Tuesday, December 28, 2010

That third footstep in the dark...

About three months ago, during an overnight activity at the end of last sem, I was walking late at night to my area. The grass had been left to grow for a while and I'd sometimes snag a foot in the tangles. It was hard to see because the street lamps nearby only gave a yellow glow, leaving every shadow pitch black. The ground was uneven and I was clomping along in boots a few sizes too big (my boots had disappeared the night before). It was a slow, careful walk in near-blind conditions for a gal with next to no night vision.

I'd just passed through an area shielded by bushes, and while adjusting to the dark and the light, I realized the dark around me wasn't a flat black. I'm the sort of gal who'd see faces and figures in the darkness when none is to be found there. A few years back, when I was a cadet, I was playing sentry at an odd hour, half asleep but I was the last shift. When morning came, all the others who'd held my post would complain of an eerie feeling that came from a tree to the left. I topped their stories - during my shift, I thought there was a man there, so tall that his knees were six feet in the air, but he was seated so his head was between his knees. That or he was headless. :) Ghost stories and sentry duty seem to go hand in hand. It was funny how some of them freaked out. (The phantom is similar to folk descriptions of Tikbalang sightings, but I'll explain that some other time).

The hour was somewhere past midnight. The silence was eerie, traffic in the distance only casting faded echoes in our direction. Once in a while, a taxi would pass by down the nearby street, but beyond that I could only hear the rustling of the trees, the wind, and my own footsteps. I'd try to pull my scarf up to guard my face against the cold, but my captured breath would fog my glasses, and that just wouldn't do. Who knew it could be so cold at night, this close to the equator.

I needed sight, but in the dark, I knew my eyes weren't reliable. So as I stepped carefully through the grasses towards my area, I depended on my ears to tell me what was real and what wasn't. And my ears told me I was alone. The only noise beyond silence was the crunching of grasses and branches with my own two feet.

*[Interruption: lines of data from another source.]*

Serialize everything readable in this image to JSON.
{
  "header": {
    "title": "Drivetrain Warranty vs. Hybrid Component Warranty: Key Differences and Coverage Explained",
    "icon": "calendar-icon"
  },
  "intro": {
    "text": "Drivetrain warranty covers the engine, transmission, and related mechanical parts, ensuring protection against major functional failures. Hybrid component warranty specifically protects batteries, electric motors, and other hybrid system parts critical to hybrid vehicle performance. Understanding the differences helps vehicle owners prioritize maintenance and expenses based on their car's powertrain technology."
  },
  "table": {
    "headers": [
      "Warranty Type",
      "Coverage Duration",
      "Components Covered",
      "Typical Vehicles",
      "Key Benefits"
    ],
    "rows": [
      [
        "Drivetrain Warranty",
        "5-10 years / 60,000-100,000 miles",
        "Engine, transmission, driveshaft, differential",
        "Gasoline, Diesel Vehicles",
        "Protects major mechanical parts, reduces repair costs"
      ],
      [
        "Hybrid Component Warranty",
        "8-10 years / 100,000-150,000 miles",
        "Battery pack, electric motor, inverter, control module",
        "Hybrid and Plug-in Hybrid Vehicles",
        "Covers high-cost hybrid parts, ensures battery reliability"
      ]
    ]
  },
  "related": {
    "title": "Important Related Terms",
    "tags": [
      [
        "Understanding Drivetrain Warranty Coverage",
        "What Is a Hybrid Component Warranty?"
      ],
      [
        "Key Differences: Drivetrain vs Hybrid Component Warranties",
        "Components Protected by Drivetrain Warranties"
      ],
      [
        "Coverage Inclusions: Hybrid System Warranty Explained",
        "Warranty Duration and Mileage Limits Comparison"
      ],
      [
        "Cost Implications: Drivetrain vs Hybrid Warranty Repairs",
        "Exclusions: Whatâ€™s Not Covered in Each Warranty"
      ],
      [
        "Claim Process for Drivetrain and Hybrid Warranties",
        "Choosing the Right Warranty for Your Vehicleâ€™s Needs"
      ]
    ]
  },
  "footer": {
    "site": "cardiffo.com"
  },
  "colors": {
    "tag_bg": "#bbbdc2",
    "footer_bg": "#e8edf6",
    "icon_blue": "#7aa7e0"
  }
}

As I neared a log, the hairs on the back of my neck suddenly rose. A meter in front of me, I heard a footstep. I paused. There was only the cricketing of bugs, and that soft buzzing silence. In the dim light, all I saw ahead of me was a log that I wanted to sit on. I took another step. For every two of my steps, I'd hear a third one, just in front of me! It was just as loud and heavy as my own steps. And when I'd stop - I could hear no breathing, I could see no crouched figure. But the noise came from an arm's reach away! What was it? A one-footed dwarf? Finally I just pulled out my flashlight and turned it on.

What I found in front of me, depressing the grass around it, as large and as heavy as a foot in a sneaker (like that wandering hand from the Addams family...) - a frog.

Palaka, it is called. It didn't ribbit, but it is larger than a closed fist. It really is as big as a sneaker. This was my third footstep in the dark. This was the loud noise, the phantom in front of me that had scared the heck out of me for maybe two minutes. I tried to catch it but let it hop on. Tucked my flashlight away and spent the next two hours either sitting on the log, or beside it. There was one passing taxi that moved unusually slow, until it was just by me. Maybe the driver was looking for somewhere to take a leak, thought one of the trees might be nice for that. Suddenly it sped up and zoomed out of sight. Elo (another former cadet) and I joked that there would be ghost stories in the morning, probably about a ghostly girl sitting on a log or whatnot.



Didn't have my camera with me that night, but I caught this picture of the same type of frog, a few weeks later in the daytime. :)
It's always fun to find out where those midnight phantoms and ghost stories really come from.